Study: Air Pollution Linked To Higher Rates Of Depression And Suicide
Air pollution has been linked to higher rates of depression and suicide in a systematic review of global data, according to The Guardian.
The World Health Organization estimates that more than 264 million people have depression, which could cause the findings of this study to carry global implications.
“We’ve shown that air pollution could be causing substantial harm to our mental health, making the case for cleaning up the air we breathe even more urgent,” said Isobel Braithwaite, at University College London, who led the research.
“We know that the finest particulates from dirty air can reach the brain via both the bloodstream and the nose, and that air pollution has been implicated in increased [brain] inflammation, damage to nerve cells, and to changes in stress hormone production, which have been linked to poor mental health,” she added.
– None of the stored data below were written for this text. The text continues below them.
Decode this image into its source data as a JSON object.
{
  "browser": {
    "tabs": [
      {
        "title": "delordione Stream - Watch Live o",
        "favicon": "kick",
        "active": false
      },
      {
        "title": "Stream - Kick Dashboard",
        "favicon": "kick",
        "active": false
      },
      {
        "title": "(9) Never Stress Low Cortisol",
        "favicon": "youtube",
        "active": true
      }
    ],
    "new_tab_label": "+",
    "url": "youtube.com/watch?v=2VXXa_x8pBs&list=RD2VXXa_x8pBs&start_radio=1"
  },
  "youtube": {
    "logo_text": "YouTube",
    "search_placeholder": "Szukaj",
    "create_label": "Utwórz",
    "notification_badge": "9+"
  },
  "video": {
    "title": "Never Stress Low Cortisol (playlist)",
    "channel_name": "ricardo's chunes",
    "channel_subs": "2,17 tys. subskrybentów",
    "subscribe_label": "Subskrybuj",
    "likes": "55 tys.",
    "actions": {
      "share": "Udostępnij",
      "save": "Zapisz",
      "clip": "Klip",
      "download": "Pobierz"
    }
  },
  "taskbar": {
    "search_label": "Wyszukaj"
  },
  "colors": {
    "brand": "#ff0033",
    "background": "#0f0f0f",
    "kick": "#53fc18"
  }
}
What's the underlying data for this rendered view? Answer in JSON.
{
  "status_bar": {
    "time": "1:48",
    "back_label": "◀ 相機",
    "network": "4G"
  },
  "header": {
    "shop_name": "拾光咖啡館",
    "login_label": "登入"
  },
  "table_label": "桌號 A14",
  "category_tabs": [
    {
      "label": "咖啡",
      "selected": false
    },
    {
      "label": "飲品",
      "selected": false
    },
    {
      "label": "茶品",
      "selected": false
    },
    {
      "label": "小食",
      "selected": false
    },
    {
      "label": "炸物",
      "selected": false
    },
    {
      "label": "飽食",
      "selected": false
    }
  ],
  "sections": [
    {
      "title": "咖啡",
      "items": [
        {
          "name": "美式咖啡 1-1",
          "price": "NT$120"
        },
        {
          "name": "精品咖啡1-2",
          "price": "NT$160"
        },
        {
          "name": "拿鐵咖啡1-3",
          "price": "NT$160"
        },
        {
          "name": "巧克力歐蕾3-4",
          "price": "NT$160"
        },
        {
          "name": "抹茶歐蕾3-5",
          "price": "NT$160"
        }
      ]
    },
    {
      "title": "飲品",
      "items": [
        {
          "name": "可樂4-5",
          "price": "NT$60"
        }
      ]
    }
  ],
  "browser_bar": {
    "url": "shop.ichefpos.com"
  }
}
The research was published in the journal Environmental Health Perspectives and found a strong statistical link between toxic air and depression and suicide. The research is supported by other studies that linked air pollution with “extremely high mortality” in people with mental disorders and a quadrupled risk of depression in teenagers.
Meanwhile, a comprehensive global review earlier in 2019 concluded that air pollution is damaging to every organ and almost every cell in the human body.
While scientists believe that cutting air pollution around the world to the European Union’s legal limit could prevent millions of people from becoming depressed, it is difficult to prove beyond a doubt because ethical experiments cannot deliberately expose people to harm.